Putting power, politics and people at the heart of climate resilience

10th August 2021

Dr Catherine Fallon Grasham, University of Oxford

In this explainer, Dr Catherine Fallon Grasham breaks down the concept of climate resilience, what it is and why it is political. She argues for anyone working on climate resilience to keep power, politics and people at the heart of policy and practice.

Within the context of the global climate emergency, climate resilient development has become the new paradigm for sustainable development. Climate resilience is gaining particular momentum in the water sector since water security is intimately connected to climate change.

Whilst the impacts of climate change are most visible in the natural environment, the causes, and effects, are rooted in human behaviour and political processes.

Climate resilience is inherently political – the negotiations that will take place at COP26 in Glasgow in November, alone, illustrate this. In a recently published article in Nature Partner Journal Clean Water along with colleagues, I offer insights on how to engage with power, politics and people in efforts to build climate resilience.

What is climate resilience?

Climate resilience is widely considered to be the ability to recover from, or to mitigate vulnerability to, climate-related shocks such as floods and droughts. However, definitions of climate resilience differ across sectors and scales and are often apolitical.

Apolitical definitions do not include who is responsible, who benefits, and how. Drawing on existing politicised definitions, such as in the IPCC 5th Assessment Report, we define climate resilience as: a political process that strengthens the ability of all to mitigate vulnerability to risks from, and adapt to changing patterns in, climate hazards and variability.

“Climate resilience is a political process that strengthens the ability of all to mitigate vulnerability to risks from, and adapt to changing patterns in, climate hazards and variability.”

 

Why is climate resilience political?

Building resilience to climate hazards and climate variability requires politicised decisions about financing, inclusive decision-making and appropriate practice for equitable outcomes.

Financing

The poorest are most climate vulnerable, but serving and protecting them is more costly.
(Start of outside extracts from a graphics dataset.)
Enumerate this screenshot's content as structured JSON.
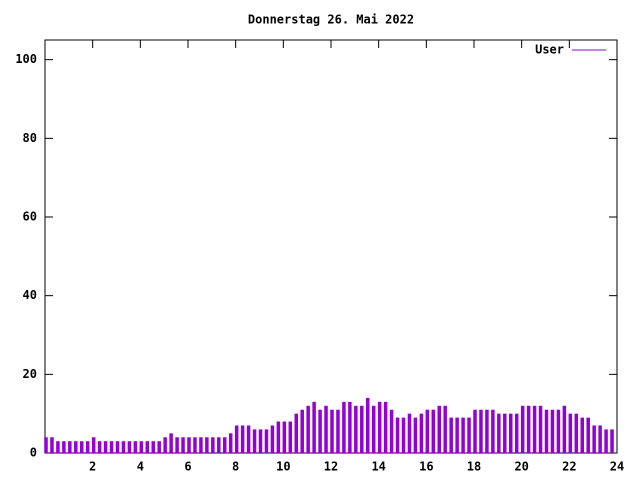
{
  "chart_data": {
    "type": "impulse",
    "title": "Donnerstag 26. Mai 2022",
    "series": [
      {
        "name": "User",
        "color": "#9400d3",
        "x": [
          0,
          0.25,
          0.5,
          0.75,
          1,
          1.25,
          1.5,
          1.75,
          2,
          2.25,
          2.5,
          2.75,
          3,
          3.25,
          3.5,
          3.75,
          4,
          4.25,
          4.5,
          4.75,
          5,
          5.25,
          5.5,
          5.75,
          6,
          6.25,
          6.5,
          6.75,
          7,
          7.25,
          7.5,
          7.75,
          8,
          8.25,
          8.5,
          8.75,
          9,
          9.25,
          9.5,
          9.75,
          10,
          10.25,
          10.5,
          10.75,
          11,
          11.25,
          11.5,
          11.75,
          12,
          12.25,
          12.5,
          12.75,
          13,
          13.25,
          13.5,
          13.75,
          14,
          14.25,
          14.5,
          14.75,
          15,
          15.25,
          15.5,
          15.75,
          16,
          16.25,
          16.5,
          16.75,
          17,
          17.25,
          17.5,
          17.75,
          18,
          18.25,
          18.5,
          18.75,
          19,
          19.25,
          19.5,
          19.75,
          20,
          20.25,
          20.5,
          20.75,
          21,
          21.25,
          21.5,
          21.75,
          22,
          22.25,
          22.5,
          22.75,
          23,
          23.25,
          23.5,
          23.75
        ],
        "values": [
          4,
          4,
          3,
          3,
          3,
          3,
          3,
          3,
          4,
          3,
          3,
          3,
          3,
          3,
          3,
          3,
          3,
          3,
          3,
          3,
          4,
          5,
          4,
          4,
          4,
          4,
          4,
          4,
          4,
          4,
          4,
          5,
          7,
          7,
          7,
          6,
          6,
          6,
          7,
          8,
          8,
          8,
          10,
          11,
          12,
          13,
          11,
          12,
          11,
          11,
          13,
          13,
          12,
          12,
          14,
          12,
          13,
          13,
          11,
          9,
          9,
          10,
          9,
          10,
          11,
          11,
          12,
          12,
          9,
          9,
          9,
          9,
          11,
          11,
          11,
          11,
          10,
          10,
          10,
          10,
          12,
          12,
          12,
          12,
          11,
          11,
          11,
          12,
          10,
          10,
          9,
          9,
          7,
          7,
          6,
          6
        ]
      }
    ],
    "xlim": [
      0,
      24
    ],
    "xticks": [
      2,
      4,
      6,
      8,
      10,
      12,
      14,
      16,
      18,
      20,
      22,
      24
    ],
    "ylim": [
      0,
      105
    ],
    "yticks": [
      0,
      20,
      40,
      60,
      80,
      100
    ],
    "legend": "top-right"
  }
}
In a positive move, the UK is doubling its International Climate Finance commitment to help developing nations with £11.6 billion over the next five years up to 2025/2026.
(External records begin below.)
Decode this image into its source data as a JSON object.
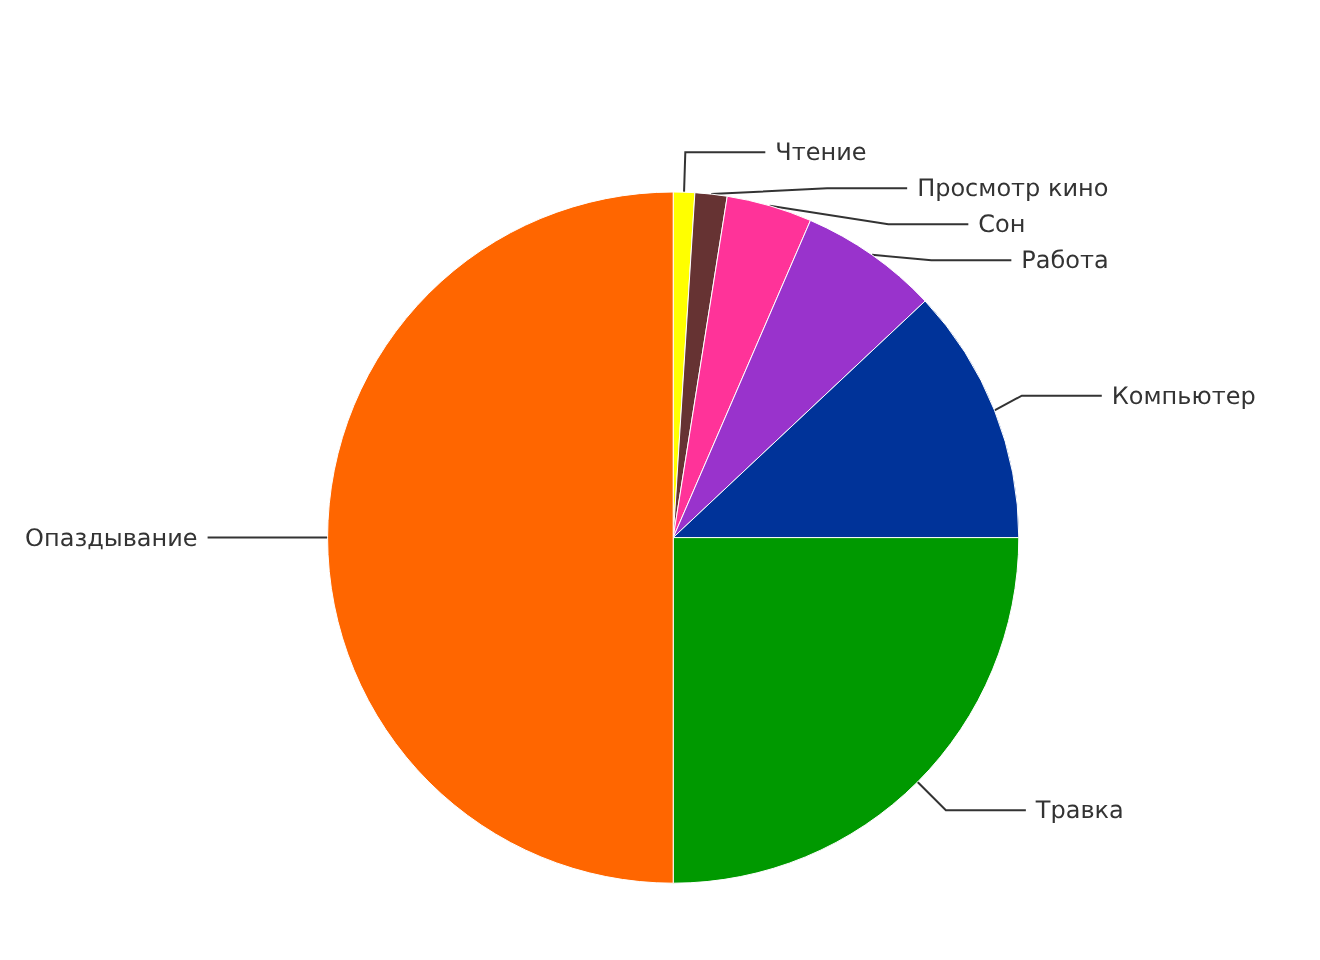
{
  "chart_data": {
    "type": "pie",
    "categories": [
      "Чтение",
      "Просмотр кино",
      "Сон",
      "Работа",
      "Компьютер",
      "Травка",
      "Опаздывание"
    ],
    "values": [
      1,
      1.5,
      4,
      6.5,
      12,
      25,
      50
    ],
    "colors": [
      "#ffff00",
      "#663333",
      "#ff3399",
      "#9933cc",
      "#003399",
      "#009900",
      "#ff6600"
    ],
    "legend": false
  }
}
But, there must be shifts in how the development sector as a whole allocates funds. The current trend is short-term projects and a fear of engaging with uncertainty. However, there is added value in longer-term investments that address current climate variability and engage with uncertain climate projections.

Inclusive decision-making

Including diverse actors in decision-making processes can expose, and address power imbalances across scales. Meaningful engagement with the most vulnerable will go further towards sustainable change. Gendered approaches, in particular, are essential for building climate resilience, since women, men and children experience vulnerability and adapt to climate risks in different ways. Though necessary, disrupting the status quo by diversifying participation in decision-making processes across scales will be neither quick nor easy.
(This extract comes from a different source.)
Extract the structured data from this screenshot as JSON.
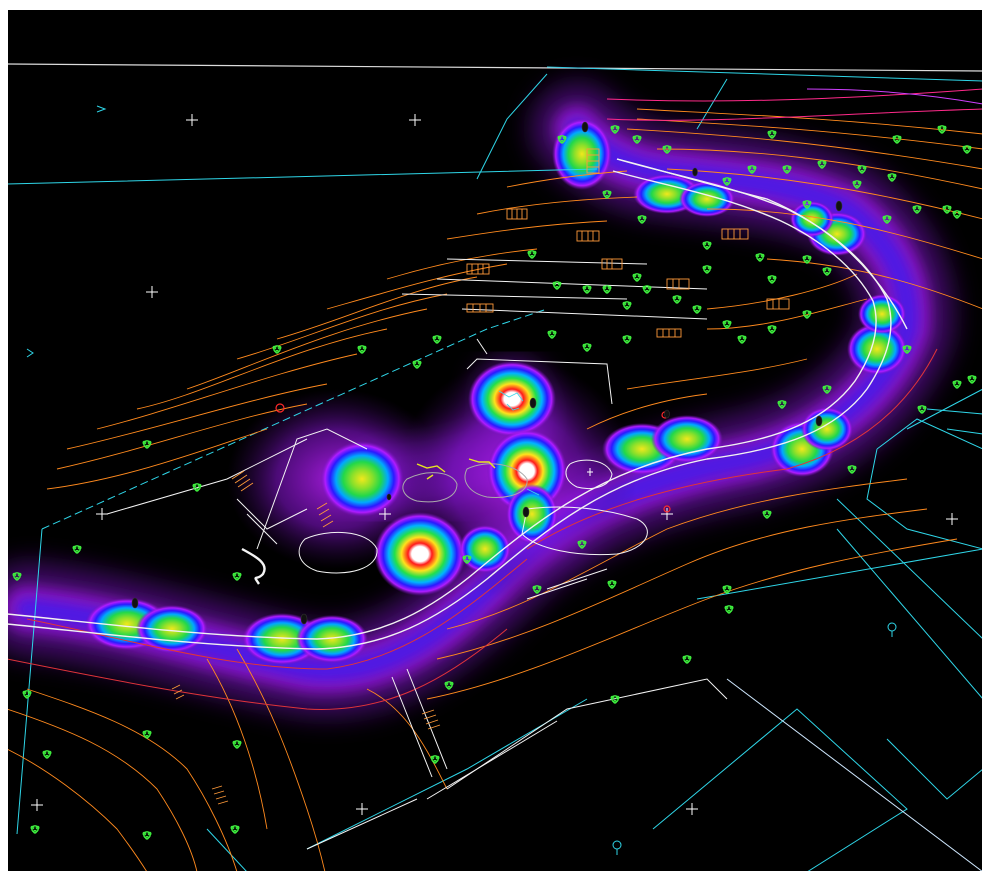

Practice for ethical outcomes

Existing socio-ecological resilience, and the context-specific values of marginalised communities, must be embedded in climate resilience. This is essential to prevent maladaptation – when adaptation strategies inadvertently increase vulnerability to climate change. Doing so will go a long way towards reducing inequities in vulnerability to climate risks.

Key take-aways

  1. Despite its rise in prominence, climate resilience is not a panacea; resilience carries different meanings across scales, sectors and society and it can only be relevant with a contextual perspective.
  2. In order to tackle inequities, and achieve the SDGs, more attention should be paid to contending with the political nature of climate resilience.
  3. The operation of climate resilience can have greater engagement with politics in six areas by asking resilience of what, to what, for whom, over what time frame, by whom and at what scale?

The npj Clean Water journal article referred to in this blog post was an output from a REACH-Oxfam GB co-hosted workshop in February 2020.